Wednesday, September 09, 2009

Public Option, Compromised


The focus of President Obama's message to Congress tonight, which probably will take place before most people read this, is becoming increasingly clear.

Firedoglake's Jane Hamsher, who arguably has been following the fight over, and leading the fight for, a public option more than anyone in the country, refers to an ominous, if somewhat predictable, development reported today by The Hill:

Sens. Susan Collins (R-Maine) and Joe Lieberman (I-Conn.) both cast doubt Tuesday on their support for a public-option component to the Democratic healthcare reform effort, which suggests that the Obama administration is still struggling to win over key Senate centrists.

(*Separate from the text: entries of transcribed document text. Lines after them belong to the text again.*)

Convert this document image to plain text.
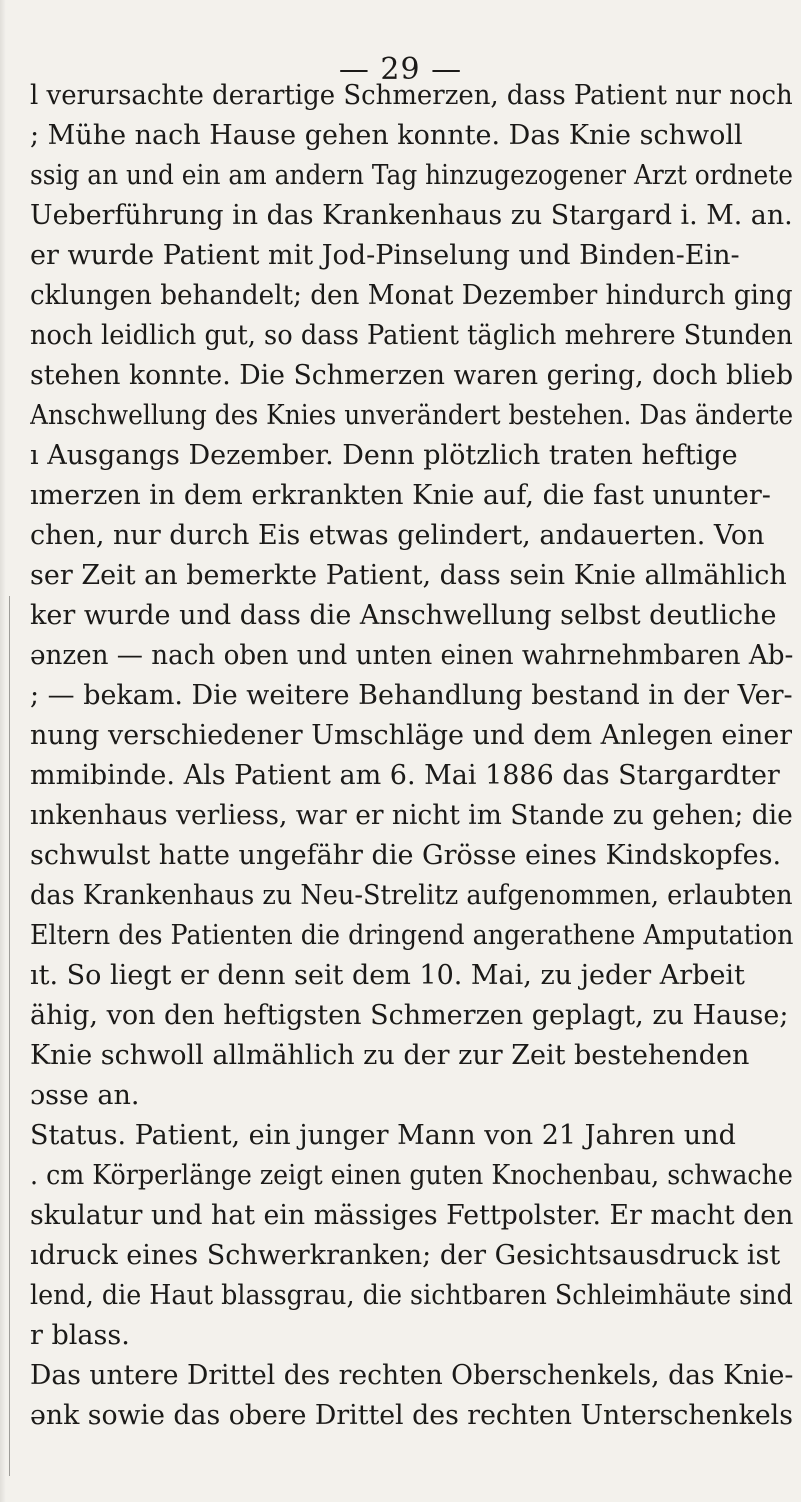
— 29 —
l verursachte derartige Schmerzen, dass Patient nur noch
; Mühe nach Hause gehen konnte. Das Knie schwoll
ssig an und ein am andern Tag hinzugezogener Arzt ordnete
Ueberführung in das Krankenhaus zu Stargard i. M. an.
er wurde Patient mit Jod-Pinselung und Binden-Ein-
cklungen behandelt; den Monat Dezember hindurch ging
noch leidlich gut, so dass Patient täglich mehrere Stunden
stehen konnte. Die Schmerzen waren gering, doch blieb
Anschwellung des Knies unverändert bestehen. Das änderte
ı Ausgangs Dezember. Denn plötzlich traten heftige
ımerzen in dem erkrankten Knie auf, die fast ununter-
chen, nur durch Eis etwas gelindert, andauerten. Von
ser Zeit an bemerkte Patient, dass sein Knie allmählich
ker wurde und dass die Anschwellung selbst deutliche
ənzen — nach oben und unten einen wahrnehmbaren Ab-
; — bekam. Die weitere Behandlung bestand in der Ver-
nung verschiedener Umschläge und dem Anlegen einer
mmibinde. Als Patient am 6. Mai 1886 das Stargardter
ınkenhaus verliess, war er nicht im Stande zu gehen; die
schwulst hatte ungefähr die Grösse eines Kindskopfes.
das Krankenhaus zu Neu-Strelitz aufgenommen, erlaubten
Eltern des Patienten die dringend angerathene Amputation
ıt. So liegt er denn seit dem 10. Mai, zu jeder Arbeit
ähig, von den heftigsten Schmerzen geplagt, zu Hause;
Knie schwoll allmählich zu der zur Zeit bestehenden
ɔsse an.
Status. Patient, ein junger Mann von 21 Jahren und
. cm Körperlänge zeigt einen guten Knochenbau, schwache
skulatur und hat ein mässiges Fettpolster. Er macht den
ıdruck eines Schwerkranken; der Gesichtsausdruck ist
lend, die Haut blassgrau, die sichtbaren Schleimhäute sind
r blass.
Das untere Drittel des rechten Oberschenkels, das Knie-
ənk sowie das obere Drittel des rechten Unterschenkels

However, Collins and Lieberman both told The Hill they are more supportive of a “trigger” concept floated by Collins’s Senate colleague, Maine Republican Olympia Snowe, which calls for a public option to be implemented if insurance companies fail to fix the current system’s cost inefficiencies.

Reform supporters and critics alike are watching Collins, who cast a key vote this winter for President Barack Obama’s stimulus bill, and Lieberman, who occasionally breaks with Democrats, although he caucuses with the party and generally supports it on domestic issues....

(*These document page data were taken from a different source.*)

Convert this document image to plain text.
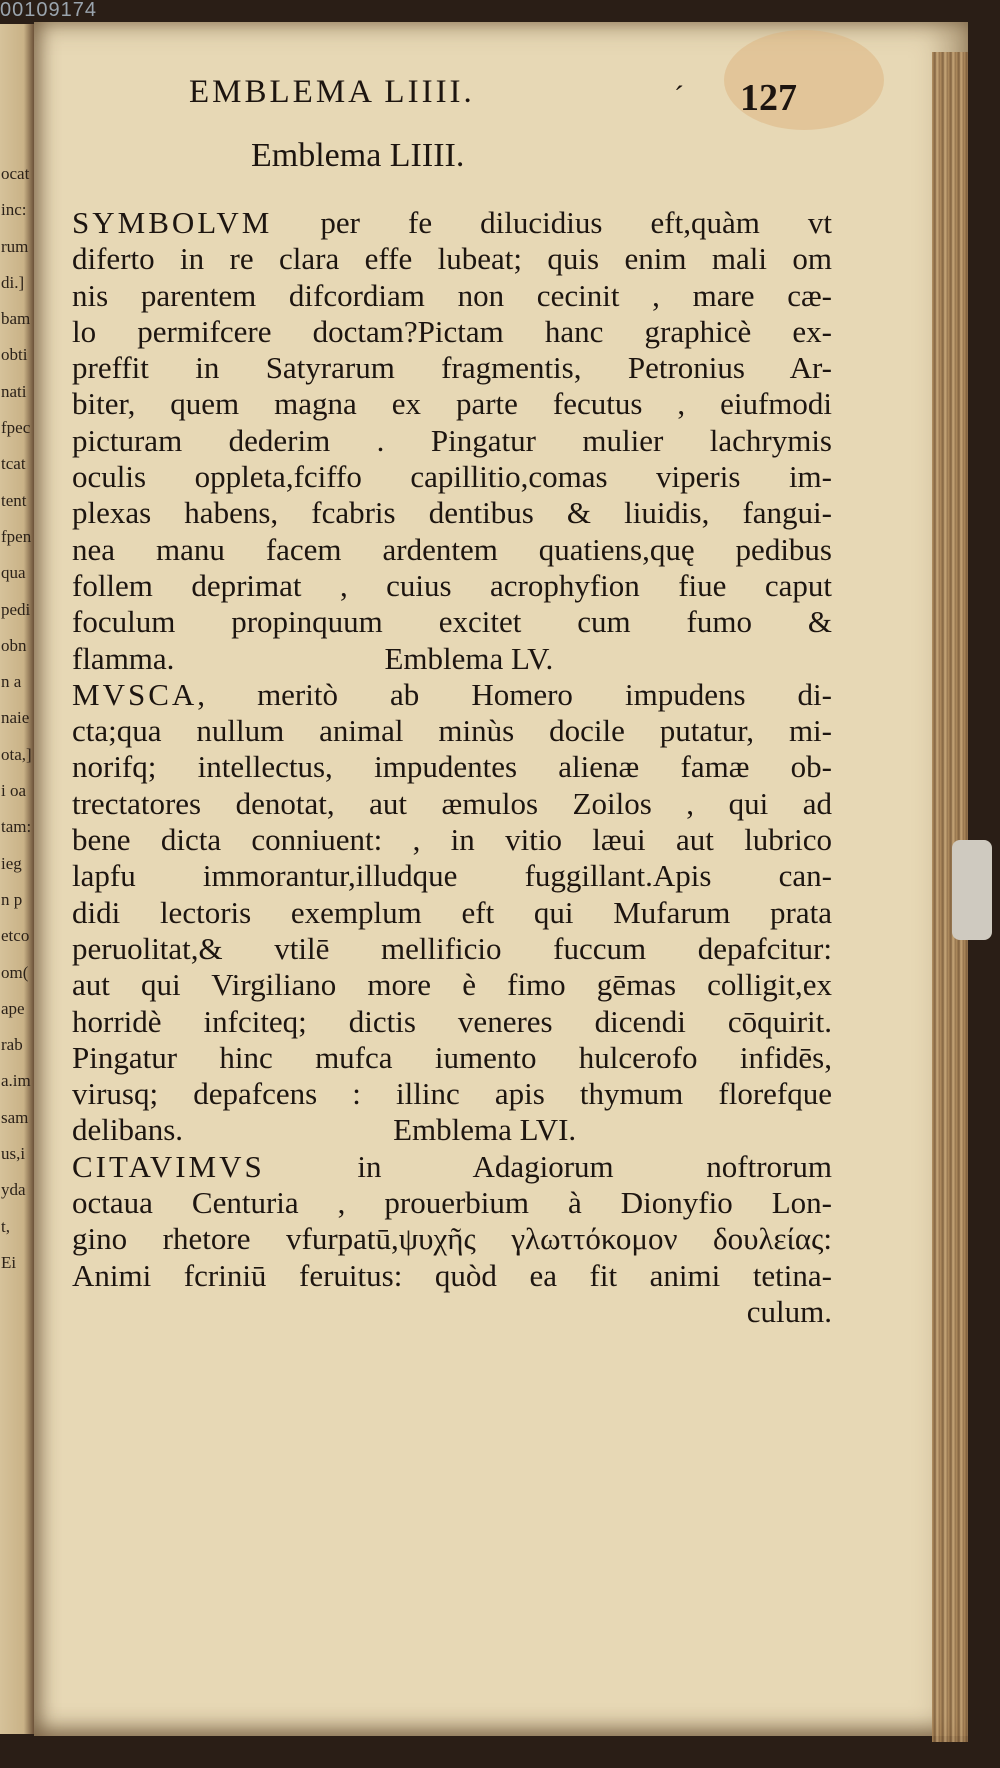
00109174
ocat
inc:
rum
di.]
bam
obti
nati
fpec
tcat
tent
fpen
qua
pedi
obn
n a
naie
ota,]
i oa
tam:
ieg
n p
etco
om(
ape
rab
a.im
sam
us,i
yda
t,
Ei
EMBLEMA LIIII.	´ 127
Emblema LIIII.
SYMBOLVM per fe dilucidius eft,quàm vt
diferto in re clara effe lubeat; quis enim mali om
nis parentem difcordiam non cecinit , mare cæ-
lo permifcere doctam?Pictam hanc graphicè ex-
preffit in Satyrarum fragmentis, Petronius Ar-
biter, quem magna ex parte fecutus , eiufmodi
picturam dederim . Pingatur mulier lachrymis
oculis oppleta,fciffo capillitio,comas viperis im-
plexas habens, fcabris dentibus & liuidis, fangui-
nea manu facem ardentem quatiens,quę pedibus
follem deprimat , cuius acrophyfion fiue caput
foculum propinquum excitet cum fumo &
flamma.	Emblema LV.
MVSCA, meritò ab Homero impudens di-
cta;qua nullum animal minùs docile putatur, mi-
norifq; intellectus, impudentes alienæ famæ ob-
trectatores denotat, aut æmulos Zoilos , qui ad
bene dicta conniuent: , in vitio læui aut lubrico
lapfu immorantur,illudque fuggillant.Apis can-
didi lectoris exemplum eft qui Mufarum prata
peruolitat,& vtilē mellificio fuccum depafcitur:
aut qui Virgiliano more è fimo gēmas colligit,ex
horridè infciteq; dictis veneres dicendi cōquirit.
Pingatur hinc mufca iumento hulcerofo infidēs,
virusq; depafcens : illinc apis thymum florefque
delibans.	Emblema LVI.
CITAVIMVS in Adagiorum noftrorum
octaua Centuria , prouerbium à Dionyfio Lon-
gino rhetore vfurpatū,ψυχῆς γλωττόκομον δουλείας:
Animi fcriniū feruitus: quòd ea fit animi tetina-
culum.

Collins’s comments suggest that the administration approached her for support and determined her to be an unlikely ally. Collins did say she spoke for a half-hour last week with Finance Committee Chairman Max Baucus (D-Mont.), who is leading a six-way series of bipartisan talks on a Finance Committee health bill.


According to Politico today

Aides say Obama thinks it would be hard to get to true choice and competition without a public option or a fallback to a public option — such as the so-called trigger, which would kick in based on the insurance market....

But White House officials privately say they know they don't have the votes in the Senate for a public option. It is clear Obama will gladly compromise on this point, hence the loose language in the speech, allowing for future horse trading.

In a break for the White House, the American Medical Association is endorsing Obama-style health reform, in an “Open Letter to President Obama and Members of Congress,” signed by President J. James Rohback, M.D.


Hamsher noted that the "groundwork was laid" for House Speaker Nancy Pelosi and Senate Majority Leader Harry Reid "to push triggers yesterday." But give credit to Major Garret of GOP TV, who in a blog on September 3 reported

That is true," Pelosi said of stepped up talks on a trigger mechanism as a replacement for the public option. "But I don't know what particulars are of the trigger. Here we have a situation where in the Kennedy bill in the Senate, there is a public option, it's not as strong as the public option in the House bill. If they want no public option, but a trigger, you can be sure that the trigger will bring on a very robust public option. So, if I were advising insurance companies, I'd tell them take this bill the way it is now."

In retrospect, it was fairly clear by then that President Obama favored the "trigger," (warning: hedge ahead) whether or not he would formally and directly endorse the concept in his remarks tonight. Pelosi, obviously, was not exactly "advising" insurance companies; she is a dynamic critic of theirs. Rather, she sounded like an individual who knows that her approach is facing powerful, organized opposition (from the industry, the Senate Finance Committee, and the President) is not likely to prevail. And the comment "you can be sure that the trigger will bring on a very robust public option," gives her an out in eventually supporting a trigger, when eventually the only alternative is no bill at all.

And if Hamsher believes "the needle will soon be impossible to thread," that day- that hour- is fast approaching. The GOP will not jump up to support a trigger, especially now that the leader of the Party has criticized it. As Steve Benen wrote Monday in his blog at The Washington Monthly

Republicans aren't looking for concessions; they're looking to kill the legislation. Indeed, asked about whether a trigger is a possible compromise move, Newt Gingrich and Tim Pawlenty both rejected the idea outright yesterday.

It's hard not to be impressed with these negotiations. Dems say, "How about a public option that would offer consumers a choice, and lower prices through competition?" Republicans reply, "No." Dems say, "OK, how about a system of non-profit co-ops"? Republicans reply, "No." Dems say, "How about a trigger, which would bring added competition to the system if private insurers fail to meet certain benchmarks?" Republicans reply, "No."

It's one thing to entertain the idea of a trigger to bring Sen. Olympia Snowe (R-Maine) into the fold and keep Nelson from helping the GOP. But if the idea is that a trigger is a compromise measure that would generate broad, bipartisan support for reform, forget it. Republicans don't support health care reform, and no combination of concessions will change that.